Tribunal de commerce de Paris, 22 mai 2020, n°2020017022
C’est la première décision de justice qui va rassurer les restaurateurs : le tribunal de commerce de Paris a condamné, aux termes d’une ordonnance du 22 mai 2020, l’assureur AXA FRANCE IARD à prendre en charge le sinistre de pertes d’exploitation déclaré par un assuré restaurateur parisien en lien avec la pandémie Covid-19.
Ainsi, l’assureur a été condamné au versement d’une provision de 45.000 € résultant de la fermeture de l’établissement à la suite de la crise sanitaire.
En l’espèce, le restaurateur disposait d’un contrat d’assurance comportant le volet pertes d’exploitation libellé dans les termes suivants : « garantie est étendue à la fermeture administrative imposée par les services de police ou d’hygiène ou de sécurité ».
À la suite de la déclaration de sinistre, AXA France IARD a refusé la prise en charge du sinistre au titre des pertes d’exploitation aux motifs qu’il s’agissait d’un risque pandémique « inassurable ».
Devant le tribunal, AXA France IARD soutenait notamment que :
· La fermeture administrative au sens de la police d’assurance s’entendait à celle qui aurait dû être prise par le préfet et non pas par le ministre de la santé ;
· L’assuré restaurateur était, en quelque sorte, à l’origine de son propre préjudice car il aurait pu maintenir son activité en organisant la vente à emporter puisque, selon l’assureur, l’arrêté du 14 mars 2020 impliquait seulement l’interdiction de ne plus accueillir du public et sans imposer la fermeture de l’établissement.
Le tribunal de commerce de Paris n’a pas entendu ces arguments.
Selon les magistrats, que ce soit le préfet ou le ministre, en droit français, il s’agit d’un pouvoir administratif et, de ce fait, la décision administrative de fermeture prise par le ministre et non pas par le préfet permettait également de mobiliser la garantie d’assurance « pertes d’exploitation » au sens du contrat d’assurance. En outre, le contrat d’assurance ne prévoyait aucune distinction à ce titre.

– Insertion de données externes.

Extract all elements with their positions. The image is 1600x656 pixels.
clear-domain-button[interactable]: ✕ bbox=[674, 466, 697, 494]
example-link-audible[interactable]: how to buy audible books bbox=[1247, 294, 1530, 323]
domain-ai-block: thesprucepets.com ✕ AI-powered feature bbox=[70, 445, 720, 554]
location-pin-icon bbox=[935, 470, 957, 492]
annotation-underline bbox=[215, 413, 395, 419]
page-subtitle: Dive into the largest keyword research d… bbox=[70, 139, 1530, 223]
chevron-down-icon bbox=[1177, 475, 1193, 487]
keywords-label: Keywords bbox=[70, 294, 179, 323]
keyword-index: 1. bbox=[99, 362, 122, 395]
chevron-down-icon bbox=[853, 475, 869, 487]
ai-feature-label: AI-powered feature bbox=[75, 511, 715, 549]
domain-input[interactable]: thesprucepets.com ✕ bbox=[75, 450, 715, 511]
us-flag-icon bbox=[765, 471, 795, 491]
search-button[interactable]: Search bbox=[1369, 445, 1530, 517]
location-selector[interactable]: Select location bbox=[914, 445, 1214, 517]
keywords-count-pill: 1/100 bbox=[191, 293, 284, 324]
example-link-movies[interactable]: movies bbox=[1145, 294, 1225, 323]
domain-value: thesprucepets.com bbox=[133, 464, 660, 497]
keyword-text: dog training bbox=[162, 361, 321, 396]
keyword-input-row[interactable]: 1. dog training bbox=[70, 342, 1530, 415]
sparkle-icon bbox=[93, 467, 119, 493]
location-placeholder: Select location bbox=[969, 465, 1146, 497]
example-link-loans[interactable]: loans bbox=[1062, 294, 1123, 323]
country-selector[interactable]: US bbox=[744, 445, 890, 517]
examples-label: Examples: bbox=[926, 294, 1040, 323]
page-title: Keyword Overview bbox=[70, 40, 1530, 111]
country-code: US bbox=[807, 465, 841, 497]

Concernant la décision discrétionnaire de l’assuré de ne pas opter pour la vente « à emporter », le tribunal a considéré que :
– le restaurant assuré n’a jamais pratiqué la vente à emporter,
– qu’en tout état de cause le fait de n’y avoir pas recouru ne supprimait pas l’interdiction de ne plus recevoir du public, élément fondamental pour ce type d’activité.
Le tribunal de commerce de Paris a fait prévaloir l’interprétation stricte du contrat d’assurance.

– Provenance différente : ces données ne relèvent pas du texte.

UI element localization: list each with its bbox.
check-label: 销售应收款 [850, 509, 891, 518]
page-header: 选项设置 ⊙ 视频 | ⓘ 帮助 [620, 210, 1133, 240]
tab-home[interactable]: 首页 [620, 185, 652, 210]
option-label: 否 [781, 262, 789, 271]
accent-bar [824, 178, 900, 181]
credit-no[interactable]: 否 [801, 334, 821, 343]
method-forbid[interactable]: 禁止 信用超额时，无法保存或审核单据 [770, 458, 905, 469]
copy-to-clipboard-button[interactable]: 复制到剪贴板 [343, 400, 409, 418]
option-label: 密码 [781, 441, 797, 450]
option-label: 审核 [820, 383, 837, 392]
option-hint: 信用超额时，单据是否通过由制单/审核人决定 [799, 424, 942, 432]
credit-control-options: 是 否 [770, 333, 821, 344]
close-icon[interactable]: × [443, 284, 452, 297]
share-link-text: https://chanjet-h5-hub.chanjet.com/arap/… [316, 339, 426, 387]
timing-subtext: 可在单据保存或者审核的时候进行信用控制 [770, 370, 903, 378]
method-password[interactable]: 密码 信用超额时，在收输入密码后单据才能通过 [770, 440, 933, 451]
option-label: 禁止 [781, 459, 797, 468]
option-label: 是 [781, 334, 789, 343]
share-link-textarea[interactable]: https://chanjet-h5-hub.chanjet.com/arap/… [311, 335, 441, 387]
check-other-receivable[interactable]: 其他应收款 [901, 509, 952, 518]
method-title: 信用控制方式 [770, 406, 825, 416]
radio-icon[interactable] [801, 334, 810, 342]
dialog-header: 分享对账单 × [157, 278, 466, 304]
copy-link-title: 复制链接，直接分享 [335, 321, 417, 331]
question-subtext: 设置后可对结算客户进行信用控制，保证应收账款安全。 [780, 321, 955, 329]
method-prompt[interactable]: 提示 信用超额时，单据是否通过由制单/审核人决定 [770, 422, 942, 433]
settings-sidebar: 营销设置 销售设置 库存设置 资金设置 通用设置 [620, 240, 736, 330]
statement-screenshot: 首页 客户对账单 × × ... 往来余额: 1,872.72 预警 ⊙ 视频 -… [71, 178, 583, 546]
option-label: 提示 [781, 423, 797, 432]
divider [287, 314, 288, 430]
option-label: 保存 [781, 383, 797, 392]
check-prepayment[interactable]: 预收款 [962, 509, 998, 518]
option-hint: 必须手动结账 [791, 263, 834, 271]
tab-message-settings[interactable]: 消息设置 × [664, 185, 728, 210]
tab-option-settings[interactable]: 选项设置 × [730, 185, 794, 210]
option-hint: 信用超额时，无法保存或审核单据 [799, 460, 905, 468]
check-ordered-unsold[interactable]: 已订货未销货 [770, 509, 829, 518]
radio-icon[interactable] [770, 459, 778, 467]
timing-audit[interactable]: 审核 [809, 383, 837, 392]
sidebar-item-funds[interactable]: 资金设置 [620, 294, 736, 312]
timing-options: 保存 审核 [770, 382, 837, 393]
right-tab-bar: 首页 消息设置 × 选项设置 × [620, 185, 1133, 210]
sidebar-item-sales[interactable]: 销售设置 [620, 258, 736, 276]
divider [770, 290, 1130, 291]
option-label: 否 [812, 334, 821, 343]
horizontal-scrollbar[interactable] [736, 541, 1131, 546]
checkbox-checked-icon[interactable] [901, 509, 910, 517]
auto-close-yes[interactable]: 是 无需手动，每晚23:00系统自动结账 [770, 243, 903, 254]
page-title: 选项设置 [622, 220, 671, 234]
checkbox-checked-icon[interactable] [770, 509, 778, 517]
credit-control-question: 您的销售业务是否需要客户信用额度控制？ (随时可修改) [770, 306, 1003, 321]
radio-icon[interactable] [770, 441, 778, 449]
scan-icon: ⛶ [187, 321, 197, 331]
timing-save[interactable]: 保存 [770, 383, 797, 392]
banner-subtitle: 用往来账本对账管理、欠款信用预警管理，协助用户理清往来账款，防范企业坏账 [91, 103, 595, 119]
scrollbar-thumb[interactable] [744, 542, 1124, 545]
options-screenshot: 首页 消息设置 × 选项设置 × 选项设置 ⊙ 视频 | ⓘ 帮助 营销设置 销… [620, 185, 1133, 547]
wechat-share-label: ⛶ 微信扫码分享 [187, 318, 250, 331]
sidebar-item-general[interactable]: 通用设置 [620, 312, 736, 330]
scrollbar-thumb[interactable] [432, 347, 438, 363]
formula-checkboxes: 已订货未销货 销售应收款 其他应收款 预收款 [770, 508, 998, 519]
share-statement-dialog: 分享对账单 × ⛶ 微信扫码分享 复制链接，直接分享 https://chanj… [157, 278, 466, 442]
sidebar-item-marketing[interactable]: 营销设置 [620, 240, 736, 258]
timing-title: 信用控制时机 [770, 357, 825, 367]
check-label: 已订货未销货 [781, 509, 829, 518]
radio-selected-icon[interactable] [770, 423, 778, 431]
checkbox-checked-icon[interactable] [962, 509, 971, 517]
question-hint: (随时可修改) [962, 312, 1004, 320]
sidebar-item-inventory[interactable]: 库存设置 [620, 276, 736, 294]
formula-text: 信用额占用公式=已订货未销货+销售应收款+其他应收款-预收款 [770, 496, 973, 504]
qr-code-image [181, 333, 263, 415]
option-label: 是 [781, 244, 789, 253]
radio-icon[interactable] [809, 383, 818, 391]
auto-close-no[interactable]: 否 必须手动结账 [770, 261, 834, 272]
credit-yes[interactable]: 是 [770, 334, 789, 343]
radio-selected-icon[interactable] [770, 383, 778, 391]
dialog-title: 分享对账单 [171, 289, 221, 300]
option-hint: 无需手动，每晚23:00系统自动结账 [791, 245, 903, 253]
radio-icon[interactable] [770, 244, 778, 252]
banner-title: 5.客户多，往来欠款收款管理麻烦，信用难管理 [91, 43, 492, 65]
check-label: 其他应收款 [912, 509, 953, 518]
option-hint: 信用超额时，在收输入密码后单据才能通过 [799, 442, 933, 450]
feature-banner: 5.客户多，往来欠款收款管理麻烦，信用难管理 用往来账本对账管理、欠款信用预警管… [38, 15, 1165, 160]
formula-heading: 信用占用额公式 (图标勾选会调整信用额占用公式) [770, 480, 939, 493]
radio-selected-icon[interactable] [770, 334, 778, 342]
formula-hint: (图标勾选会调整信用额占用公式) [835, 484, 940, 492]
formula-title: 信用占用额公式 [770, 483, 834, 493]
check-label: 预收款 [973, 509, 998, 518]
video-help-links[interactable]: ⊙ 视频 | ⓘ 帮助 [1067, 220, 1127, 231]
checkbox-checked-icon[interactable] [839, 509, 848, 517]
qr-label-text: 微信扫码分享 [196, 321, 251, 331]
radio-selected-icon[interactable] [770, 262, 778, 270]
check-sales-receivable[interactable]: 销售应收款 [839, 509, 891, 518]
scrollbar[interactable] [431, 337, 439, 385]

Pour rappel, – même si la présente décision du tribunal de commerce de Paris n’en fait aucune mention, – le contrat d’assurance s’interprète contre le rédacteur d’acte, c’est-à-dire contre l’assureur et en faveur de l’assuré. Il s’agit d’un contrat d’adhésion par excellence, sauf quelques rares exceptions.
L’article 1190 du code civil énonce en effet qu’cas de doute, le contrat d’adhésion s’interprète contre celui qui l’a rédigé.
Par ailleurs, si une clause du contrat d’assurance n’est pas rédigée de manière claire, précise et dépourvue de toute ambiguïté, l’assureur doit en supporter les conséquences :
· « Toute clause obscure ou ambiguë doit s’interpréter contre l’assureur » (CA Montpellier, 27 juin 1990 : RGAT 1990, page 118).
· « (…) Mais attendu, d’abord que c’est par une interprétation que les termes ambiguës du contrat rendaient nécessaire que la cour d’appel a interprété dans le sens le plus favorable à l’assuré la clause d’exclusion de garantie litigieuse (Civ. II, 18 novembre 2010, n°09-71247).
L’interprétation in favorem est naturellement celle qui permet d’accorder à l’assuré la garantie d’assurance.
Cet argument tiré de l’interprétation d’un contrat d’assurance en faveur de l’assuré et contre l’assureur rédacteur d’acte pourrait être utilisé par les assurés dans les litiges les opposant aux assureurs concernant la couverture « pertes d’exploitation » désormais potentiellement mobilisable au titre des conséquences de la pandémie Covid-19.